Patients Know Best (PKB) is helping to bridge a critical gap in the healthcare system by allowing patients to work directly with research teams. From the beginning at Great Ormond Street Hospital the patient, the care-giver and the clinician were using the PKB system to bring their information and views to clinical decisions. Now, researchers are starting to use patient-control to facilitate research.
Today in the United States, we are working with talented groups who share this view in connecting all those parties together. The focus is on Inflammatory Bowel Diseases (IBD), complex diseases that affect approximately 1.2 million individuals in the US. Crohns and Colitis Foundation of America (CCFA), a nonprofit, volunteer driven organization, has been at the forefront of IBD research. Other partners that we are working with include Crohnology.com, a global network of patients with Crohn’s Disease that provides real time data, Validic, a mobile health company that provides a platform for the integration of mobile health devices, UNC School of Medicine, and White River Computing, a data analytics and integration company, and a selected governance group of engaged and knowledgeable IBD patients. The health data network that we will build together is supported by and included in the overall Patient-Centered Outcomes Research Institute (PCORI) here in the US. We encourage you to click on their sites for more information.

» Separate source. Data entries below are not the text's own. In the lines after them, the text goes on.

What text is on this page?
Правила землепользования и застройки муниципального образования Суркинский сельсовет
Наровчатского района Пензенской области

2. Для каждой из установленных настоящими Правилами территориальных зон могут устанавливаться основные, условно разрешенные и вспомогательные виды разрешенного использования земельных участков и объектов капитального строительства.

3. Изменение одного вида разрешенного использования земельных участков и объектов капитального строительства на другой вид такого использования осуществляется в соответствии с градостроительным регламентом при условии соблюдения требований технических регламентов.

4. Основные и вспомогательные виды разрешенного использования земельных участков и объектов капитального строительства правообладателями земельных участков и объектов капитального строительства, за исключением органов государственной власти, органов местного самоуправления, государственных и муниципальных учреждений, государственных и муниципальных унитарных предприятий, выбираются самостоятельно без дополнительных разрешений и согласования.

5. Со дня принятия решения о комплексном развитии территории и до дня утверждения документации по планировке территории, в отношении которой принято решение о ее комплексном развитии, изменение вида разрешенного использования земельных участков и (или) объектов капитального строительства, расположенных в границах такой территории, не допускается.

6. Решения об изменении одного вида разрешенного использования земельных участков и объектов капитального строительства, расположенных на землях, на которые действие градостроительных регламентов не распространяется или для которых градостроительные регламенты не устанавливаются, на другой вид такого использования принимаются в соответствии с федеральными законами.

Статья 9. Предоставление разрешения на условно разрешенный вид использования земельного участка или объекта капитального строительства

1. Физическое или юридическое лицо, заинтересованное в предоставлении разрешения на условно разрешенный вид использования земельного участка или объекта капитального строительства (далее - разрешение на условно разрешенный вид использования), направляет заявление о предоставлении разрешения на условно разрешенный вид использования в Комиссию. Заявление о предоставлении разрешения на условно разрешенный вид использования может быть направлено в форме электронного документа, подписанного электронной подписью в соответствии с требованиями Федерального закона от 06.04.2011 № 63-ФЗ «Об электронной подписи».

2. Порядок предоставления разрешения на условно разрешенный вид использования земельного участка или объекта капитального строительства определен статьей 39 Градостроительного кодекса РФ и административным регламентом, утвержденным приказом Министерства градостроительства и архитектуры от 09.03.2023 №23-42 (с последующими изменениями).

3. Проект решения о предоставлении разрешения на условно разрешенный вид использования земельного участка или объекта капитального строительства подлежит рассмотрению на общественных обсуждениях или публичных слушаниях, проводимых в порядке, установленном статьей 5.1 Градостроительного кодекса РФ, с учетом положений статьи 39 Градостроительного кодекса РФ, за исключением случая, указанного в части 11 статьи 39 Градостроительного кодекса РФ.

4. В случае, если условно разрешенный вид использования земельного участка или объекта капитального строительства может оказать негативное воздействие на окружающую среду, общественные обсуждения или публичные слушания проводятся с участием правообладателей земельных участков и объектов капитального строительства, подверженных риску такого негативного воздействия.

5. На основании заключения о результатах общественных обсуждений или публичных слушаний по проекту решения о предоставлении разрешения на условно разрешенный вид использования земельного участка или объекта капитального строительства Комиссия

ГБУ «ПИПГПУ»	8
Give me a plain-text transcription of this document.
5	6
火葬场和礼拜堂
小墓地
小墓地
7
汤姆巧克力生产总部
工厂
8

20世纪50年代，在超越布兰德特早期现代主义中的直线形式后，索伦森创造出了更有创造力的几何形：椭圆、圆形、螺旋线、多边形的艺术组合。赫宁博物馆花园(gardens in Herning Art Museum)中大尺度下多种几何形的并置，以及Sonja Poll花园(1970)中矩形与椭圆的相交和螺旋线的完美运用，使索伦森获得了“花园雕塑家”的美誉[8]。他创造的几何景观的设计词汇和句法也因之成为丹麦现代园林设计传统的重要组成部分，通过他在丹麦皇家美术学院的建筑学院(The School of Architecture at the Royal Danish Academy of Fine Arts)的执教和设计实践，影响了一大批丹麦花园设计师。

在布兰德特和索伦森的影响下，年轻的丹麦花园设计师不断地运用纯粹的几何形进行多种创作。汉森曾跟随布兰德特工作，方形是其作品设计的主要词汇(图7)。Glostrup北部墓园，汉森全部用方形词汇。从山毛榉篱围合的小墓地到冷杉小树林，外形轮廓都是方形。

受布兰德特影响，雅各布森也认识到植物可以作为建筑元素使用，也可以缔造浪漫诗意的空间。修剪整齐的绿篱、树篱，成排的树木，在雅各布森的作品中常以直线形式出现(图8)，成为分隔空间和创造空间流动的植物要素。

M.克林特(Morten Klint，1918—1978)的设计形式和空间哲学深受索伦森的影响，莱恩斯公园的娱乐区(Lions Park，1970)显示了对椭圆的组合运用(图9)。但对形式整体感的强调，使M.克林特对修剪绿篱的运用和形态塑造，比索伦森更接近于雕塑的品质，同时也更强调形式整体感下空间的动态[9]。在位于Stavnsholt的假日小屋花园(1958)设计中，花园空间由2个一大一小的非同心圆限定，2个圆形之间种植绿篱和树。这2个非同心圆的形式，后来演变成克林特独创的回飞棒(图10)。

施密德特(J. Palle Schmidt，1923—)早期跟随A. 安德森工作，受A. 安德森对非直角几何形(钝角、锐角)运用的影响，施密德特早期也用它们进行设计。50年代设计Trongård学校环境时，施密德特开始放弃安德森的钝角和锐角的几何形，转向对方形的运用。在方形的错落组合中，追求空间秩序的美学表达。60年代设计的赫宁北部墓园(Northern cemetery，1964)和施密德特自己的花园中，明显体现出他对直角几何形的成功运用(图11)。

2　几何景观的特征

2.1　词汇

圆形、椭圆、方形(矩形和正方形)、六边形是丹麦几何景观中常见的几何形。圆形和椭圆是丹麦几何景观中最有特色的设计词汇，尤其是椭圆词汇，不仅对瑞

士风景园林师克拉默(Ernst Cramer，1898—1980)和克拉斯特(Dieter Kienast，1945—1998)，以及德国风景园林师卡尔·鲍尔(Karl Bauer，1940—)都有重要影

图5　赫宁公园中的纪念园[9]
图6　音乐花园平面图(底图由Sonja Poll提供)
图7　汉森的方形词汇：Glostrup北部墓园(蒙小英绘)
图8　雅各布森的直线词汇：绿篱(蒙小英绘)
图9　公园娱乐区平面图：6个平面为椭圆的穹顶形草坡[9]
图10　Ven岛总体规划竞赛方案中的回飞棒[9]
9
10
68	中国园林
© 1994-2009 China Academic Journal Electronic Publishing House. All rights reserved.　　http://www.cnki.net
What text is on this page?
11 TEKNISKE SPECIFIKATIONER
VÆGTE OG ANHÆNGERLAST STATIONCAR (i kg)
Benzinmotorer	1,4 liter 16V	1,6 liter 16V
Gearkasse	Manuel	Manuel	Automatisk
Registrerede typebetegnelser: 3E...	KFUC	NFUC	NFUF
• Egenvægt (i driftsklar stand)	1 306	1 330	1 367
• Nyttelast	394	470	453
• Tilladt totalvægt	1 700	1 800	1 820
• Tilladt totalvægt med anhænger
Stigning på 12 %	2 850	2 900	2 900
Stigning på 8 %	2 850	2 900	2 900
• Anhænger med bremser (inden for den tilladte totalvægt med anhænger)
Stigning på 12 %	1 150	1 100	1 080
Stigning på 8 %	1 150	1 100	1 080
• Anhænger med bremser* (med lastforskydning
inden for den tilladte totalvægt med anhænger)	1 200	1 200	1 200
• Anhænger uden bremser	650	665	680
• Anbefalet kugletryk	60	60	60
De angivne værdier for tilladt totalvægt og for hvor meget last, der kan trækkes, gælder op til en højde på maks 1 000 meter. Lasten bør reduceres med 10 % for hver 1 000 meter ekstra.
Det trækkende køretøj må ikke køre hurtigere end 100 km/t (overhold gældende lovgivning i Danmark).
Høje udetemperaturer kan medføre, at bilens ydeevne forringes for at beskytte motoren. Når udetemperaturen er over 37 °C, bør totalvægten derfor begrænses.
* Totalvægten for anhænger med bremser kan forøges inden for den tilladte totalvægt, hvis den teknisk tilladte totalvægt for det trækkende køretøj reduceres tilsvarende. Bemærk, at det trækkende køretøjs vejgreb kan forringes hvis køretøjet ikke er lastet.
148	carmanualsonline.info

This project is based on a mechanism of research that is patient-centered. These are the following goals(press release):
- Enhance the network expansion, diversity, and retention of CCFA Partners participants
- Build a robust network community, including patient governance structures that allow greater involvement of patients in research
- Expand the CCFA Partners database to include electronic health records, data from health apps and devices, and biological samples
- Create a customized, yet scalable and adaptable, distributed data network (i.e. virtual database) by repurposing NASA-built technology
- Develop and test patient- and provider-focused tools that utilize individual patient data to improve health behaviors, healthcare decisions and outcomes
- Further engage the scientific community through open collaboration and data sharing
- Rapidly disseminate new knowledge to patients, enabling them to improve their health
Patients are no longer on the sidelines of their own health, diseases, and now clinical research. While PKB will start with IBD with CCFA, the bigger picture is for this network to integrate with the rest of the National Patient-Centered National Clinical Research Network (PCORnet), which aims
to provide access to a large amount of diverse, nationally representative health information that can support a range of study designs and make it easier to launch new studies. It will focus research on questions and outcomes useful to patients and those who care for them.